Big Data ETL
Our client is a major international pharmaceutical company conducting research and development related to a wide range of human medical disorders, including mental illness, neurological disorders, anaesthesia and analgesia, gastrointestinal disorders, fungal infection, allergies, and cancer.
The amount of data required for healthcare researchers to be able to do their work increases daily. Our customer’s databases contain terabytes of data.
This makes it a challenge to perform operations on data — loading new datasets, transforming data, and querying resulting databases — in manageable time.
It is also critical to make sure that the data is of adequate quality, as the results of the medical research depend on it.
Another challenge is to lower the costs of ETL process by automating as much work as possible.
The team performed database and application design, development, quality assurance; data extractions, loads, and transformations; administering of databases and query optimization; users support and issue tracking.
In order to be able to operate on huge amounts of data, the latest advanced SQL Server Enterprise edition features were used, such as page-level data compression, horizontal range partitioning, and partition switching.
Some databases are migrated to the massively parallel database system — Analytic Platform System, which improved query performance significantly.

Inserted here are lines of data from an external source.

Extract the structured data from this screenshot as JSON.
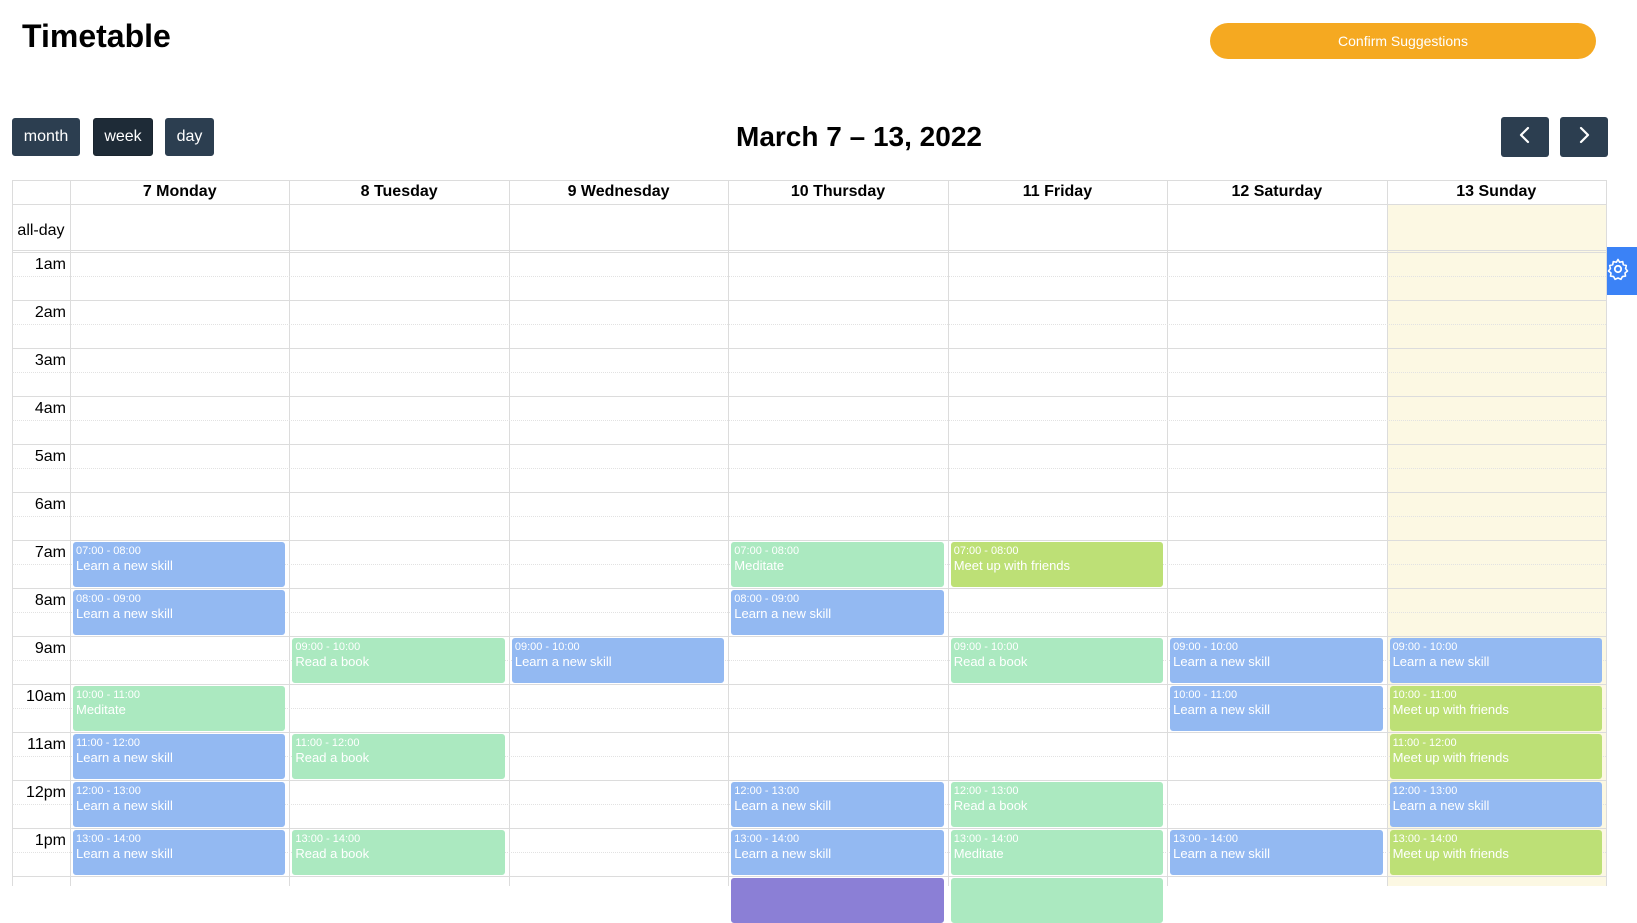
{
  "header": {
    "title": "Timetable",
    "confirm_label": "Confirm Suggestions"
  },
  "toolbar": {
    "views": [
      "month",
      "week",
      "day"
    ],
    "active_view": "week",
    "range_title": "March 7 – 13, 2022",
    "prev_icon": "chevron-left-icon",
    "next_icon": "chevron-right-icon"
  },
  "settings": {
    "icon": "gear-icon"
  },
  "calendar": {
    "all_day_label": "all-day",
    "days": [
      "7 Monday",
      "8 Tuesday",
      "9 Wednesday",
      "10 Thursday",
      "11 Friday",
      "12 Saturday",
      "13 Sunday"
    ],
    "today_index": 6,
    "hours": [
      "1am",
      "2am",
      "3am",
      "4am",
      "5am",
      "6am",
      "7am",
      "8am",
      "9am",
      "10am",
      "11am",
      "12pm",
      "1pm"
    ],
    "events": [
      {
        "day": 0,
        "start": 7,
        "time": "07:00 - 08:00",
        "title": "Learn a new skill",
        "kind": "skill"
      },
      {
        "day": 0,
        "start": 8,
        "time": "08:00 - 09:00",
        "title": "Learn a new skill",
        "kind": "skill"
      },
      {
        "day": 0,
        "start": 10,
        "time": "10:00 - 11:00",
        "title": "Meditate",
        "kind": "green"
      },
      {
        "day": 0,
        "start": 11,
        "time": "11:00 - 12:00",
        "title": "Learn a new skill",
        "kind": "skill"
      },
      {
        "day": 0,
        "start": 12,
        "time": "12:00 - 13:00",
        "title": "Learn a new skill",
        "kind": "skill"
      },
      {
        "day": 0,
        "start": 13,
        "time": "13:00 - 14:00",
        "title": "Learn a new skill",
        "kind": "skill"
      },
      {
        "day": 1,
        "start": 9,
        "time": "09:00 - 10:00",
        "title": "Read a book",
        "kind": "green"
      },
      {
        "day": 1,
        "start": 11,
        "time": "11:00 - 12:00",
        "title": "Read a book",
        "kind": "green"
      },
      {
        "day": 1,
        "start": 13,
        "time": "13:00 - 14:00",
        "title": "Read a book",
        "kind": "green"
      },
      {
        "day": 2,
        "start": 9,
        "time": "09:00 - 10:00",
        "title": "Learn a new skill",
        "kind": "skill"
      },
      {
        "day": 3,
        "start": 7,
        "time": "07:00 - 08:00",
        "title": "Meditate",
        "kind": "green"
      },
      {
        "day": 3,
        "start": 8,
        "time": "08:00 - 09:00",
        "title": "Learn a new skill",
        "kind": "skill"
      },
      {
        "day": 3,
        "start": 12,
        "time": "12:00 - 13:00",
        "title": "Learn a new skill",
        "kind": "skill"
      },
      {
        "day": 3,
        "start": 13,
        "time": "13:00 - 14:00",
        "title": "Learn a new skill",
        "kind": "skill"
      },
      {
        "day": 3,
        "start": 14,
        "time": "",
        "title": "",
        "kind": "purple"
      },
      {
        "day": 4,
        "start": 7,
        "time": "07:00 - 08:00",
        "title": "Meet up with friends",
        "kind": "lime"
      },
      {
        "day": 4,
        "start": 9,
        "time": "09:00 - 10:00",
        "title": "Read a book",
        "kind": "green"
      },
      {
        "day": 4,
        "start": 12,
        "time": "12:00 - 13:00",
        "title": "Read a book",
        "kind": "green"
      },
      {
        "day": 4,
        "start": 13,
        "time": "13:00 - 14:00",
        "title": "Meditate",
        "kind": "green"
      },
      {
        "day": 4,
        "start": 14,
        "time": "",
        "title": "",
        "kind": "green"
      },
      {
        "day": 5,
        "start": 9,
        "time": "09:00 - 10:00",
        "title": "Learn a new skill",
        "kind": "skill"
      },
      {
        "day": 5,
        "start": 10,
        "time": "10:00 - 11:00",
        "title": "Learn a new skill",
        "kind": "skill"
      },
      {
        "day": 5,
        "start": 13,
        "time": "13:00 - 14:00",
        "title": "Learn a new skill",
        "kind": "skill"
      },
      {
        "day": 6,
        "start": 9,
        "time": "09:00 - 10:00",
        "title": "Learn a new skill",
        "kind": "skill"
      },
      {
        "day": 6,
        "start": 10,
        "time": "10:00 - 11:00",
        "title": "Meet up with friends",
        "kind": "lime"
      },
      {
        "day": 6,
        "start": 11,
        "time": "11:00 - 12:00",
        "title": "Meet up with friends",
        "kind": "lime"
      },
      {
        "day": 6,
        "start": 12,
        "time": "12:00 - 13:00",
        "title": "Learn a new skill",
        "kind": "skill"
      },
      {
        "day": 6,
        "start": 13,
        "time": "13:00 - 14:00",
        "title": "Meet up with friends",
        "kind": "lime"
      }
    ]
  },
  "colors": {
    "accent": "#f5a921",
    "button": "#2c3e50",
    "settings": "#3b82f6",
    "today": "#fcf8e3",
    "skill": "#93b9f2",
    "green": "#abe9c0",
    "lime": "#bde076",
    "purple": "#8b7fd6"
  }
}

Data quality was enforced by Validation Analysis System — a utility that collects statistics and finds anomalies within loaded data, and a website displaying results.

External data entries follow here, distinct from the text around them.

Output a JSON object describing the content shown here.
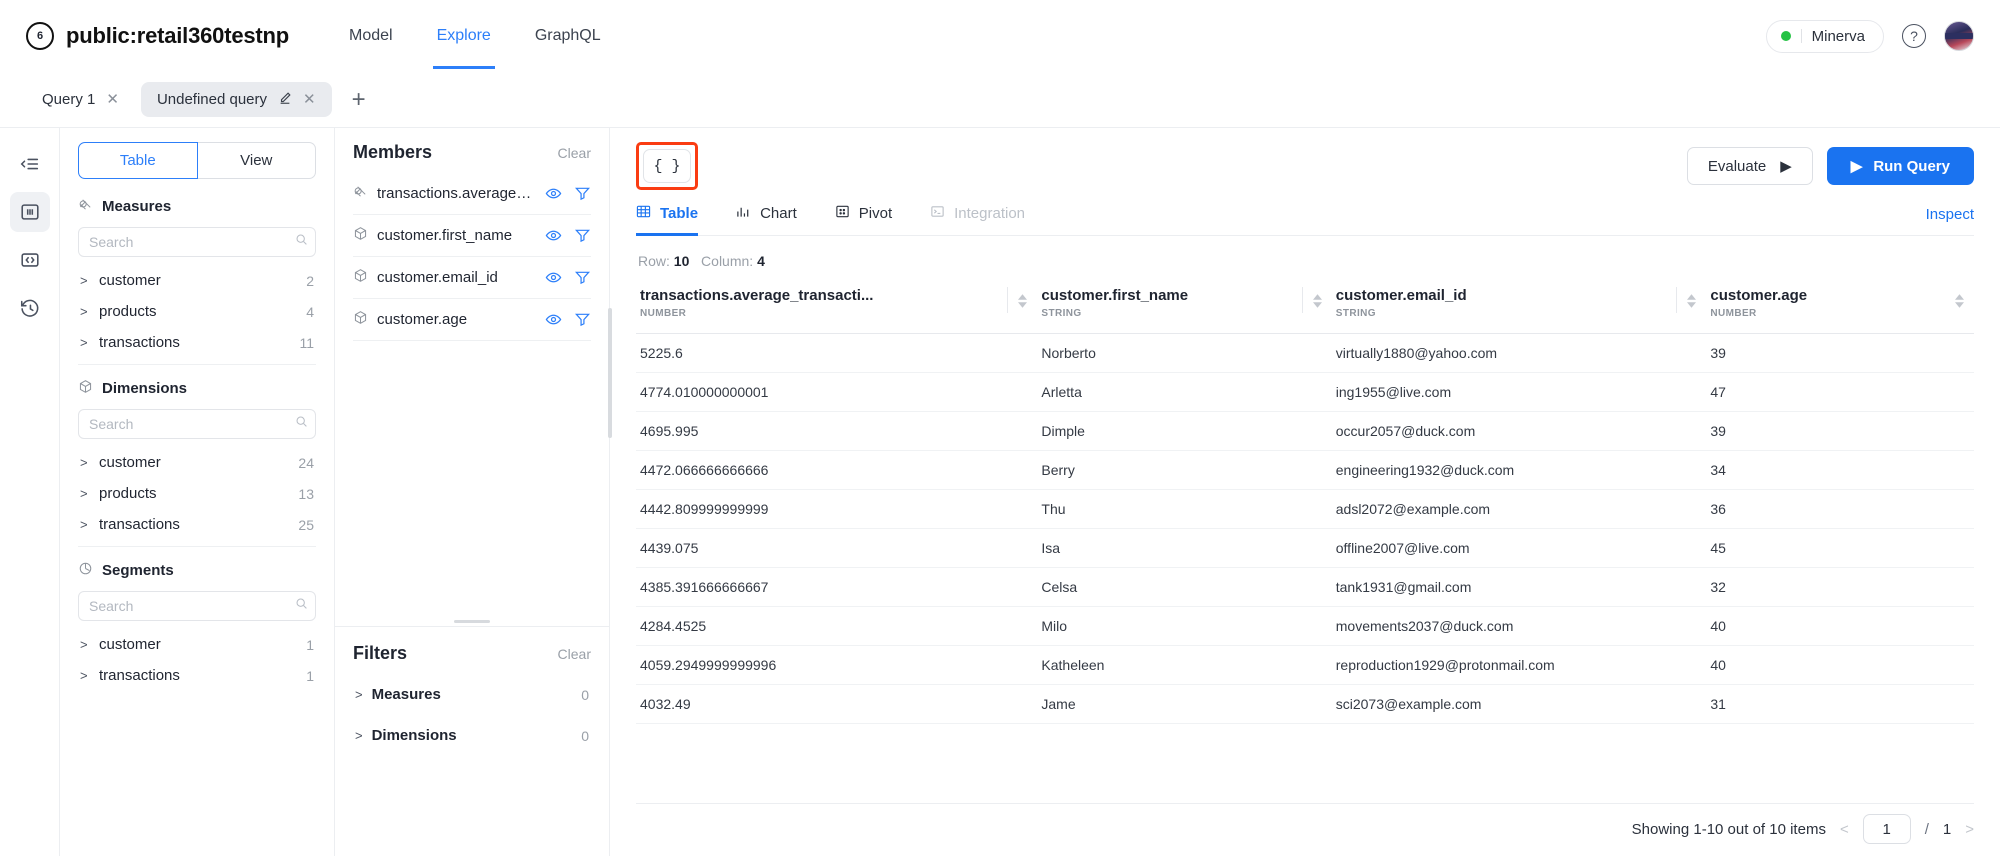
{
  "header": {
    "logo_icon": "circle-six-icon",
    "workspace_title": "public:retail360testnp",
    "nav": [
      {
        "label": "Model",
        "active": false
      },
      {
        "label": "Explore",
        "active": true
      },
      {
        "label": "GraphQL",
        "active": false
      }
    ],
    "env_badge": "Minerva",
    "help_icon": "question-mark-icon",
    "avatar_icon": "user-avatar"
  },
  "query_tabs": {
    "tabs": [
      {
        "label": "Query 1",
        "active": false
      },
      {
        "label": "Undefined query",
        "active": true
      }
    ],
    "add_label": "+"
  },
  "rail": {
    "items": [
      {
        "icon": "collapse-panel-icon",
        "active": false
      },
      {
        "icon": "columns-layout-icon",
        "active": true
      },
      {
        "icon": "code-brackets-icon",
        "active": false
      },
      {
        "icon": "history-clock-icon",
        "active": false
      }
    ]
  },
  "explorer": {
    "toggle": [
      {
        "label": "Table",
        "active": true
      },
      {
        "label": "View",
        "active": false
      }
    ],
    "groups": [
      {
        "title": "Measures",
        "icon": "measure-icon",
        "search_placeholder": "Search",
        "search_value": "",
        "cubes": [
          {
            "name": "customer",
            "count": "2"
          },
          {
            "name": "products",
            "count": "4"
          },
          {
            "name": "transactions",
            "count": "11"
          }
        ]
      },
      {
        "title": "Dimensions",
        "icon": "cube-icon",
        "search_placeholder": "Search",
        "search_value": "",
        "cubes": [
          {
            "name": "customer",
            "count": "24"
          },
          {
            "name": "products",
            "count": "13"
          },
          {
            "name": "transactions",
            "count": "25"
          }
        ]
      },
      {
        "title": "Segments",
        "icon": "segment-pie-icon",
        "search_placeholder": "Search",
        "search_value": "",
        "cubes": [
          {
            "name": "customer",
            "count": "1"
          },
          {
            "name": "transactions",
            "count": "1"
          }
        ]
      }
    ]
  },
  "members_panel": {
    "title": "Members",
    "clear_label": "Clear",
    "items": [
      {
        "name": "transactions.average_tra...",
        "icon": "measure-icon"
      },
      {
        "name": "customer.first_name",
        "icon": "cube-icon"
      },
      {
        "name": "customer.email_id",
        "icon": "cube-icon"
      },
      {
        "name": "customer.age",
        "icon": "cube-icon"
      }
    ]
  },
  "filters_panel": {
    "title": "Filters",
    "clear_label": "Clear",
    "rows": [
      {
        "label": "Measures",
        "count": "0"
      },
      {
        "label": "Dimensions",
        "count": "0"
      }
    ]
  },
  "toolbar": {
    "json_button_label": "{ }",
    "json_button_highlighted": true,
    "evaluate_label": "Evaluate",
    "run_query_label": "Run Query",
    "highlight_color": "#fa3c12",
    "primary_color": "#1a73f0"
  },
  "view_tabs": {
    "tabs": [
      {
        "label": "Table",
        "icon": "table-grid-icon",
        "active": true,
        "disabled": false
      },
      {
        "label": "Chart",
        "icon": "bar-chart-icon",
        "active": false,
        "disabled": false
      },
      {
        "label": "Pivot",
        "icon": "pivot-grid-icon",
        "active": false,
        "disabled": false
      },
      {
        "label": "Integration",
        "icon": "terminal-icon",
        "active": false,
        "disabled": true
      }
    ],
    "inspect_label": "Inspect"
  },
  "results": {
    "row_label": "Row:",
    "row_count": "10",
    "column_label": "Column:",
    "column_count": "4",
    "columns": [
      {
        "name": "transactions.average_transacti...",
        "type": "NUMBER"
      },
      {
        "name": "customer.first_name",
        "type": "STRING"
      },
      {
        "name": "customer.email_id",
        "type": "STRING"
      },
      {
        "name": "customer.age",
        "type": "NUMBER"
      }
    ],
    "rows": [
      [
        "5225.6",
        "Norberto",
        "virtually1880@yahoo.com",
        "39"
      ],
      [
        "4774.010000000001",
        "Arletta",
        "ing1955@live.com",
        "47"
      ],
      [
        "4695.995",
        "Dimple",
        "occur2057@duck.com",
        "39"
      ],
      [
        "4472.066666666666",
        "Berry",
        "engineering1932@duck.com",
        "34"
      ],
      [
        "4442.809999999999",
        "Thu",
        "adsl2072@example.com",
        "36"
      ],
      [
        "4439.075",
        "Isa",
        "offline2007@live.com",
        "45"
      ],
      [
        "4385.391666666667",
        "Celsa",
        "tank1931@gmail.com",
        "32"
      ],
      [
        "4284.4525",
        "Milo",
        "movements2037@duck.com",
        "40"
      ],
      [
        "4059.2949999999996",
        "Katheleen",
        "reproduction1929@protonmail.com",
        "40"
      ],
      [
        "4032.49",
        "Jame",
        "sci2073@example.com",
        "31"
      ]
    ],
    "footer": {
      "showing_text": "Showing 1-10 out of 10 items",
      "page_value": "1",
      "page_separator": "/",
      "total_pages": "1",
      "prev_icon": "chevron-left-icon",
      "next_icon": "chevron-right-icon"
    }
  }
}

The majority of ETL operations were automated by Integration Services packages and CDM Builder application.
The CDM Builder — multithreaded & distributed application for transforming a number of popular databases to the Common Data Model. The purpose of the Common Data Model (CDM) is to standardize the format and content of the observational data.
Data load time was significantly improved — in some cases from days and weeks down to hours.
The quality of data was improved with the help of Validation Analysis System.
Data integration process was made mostly automated, requiring little to no human attention.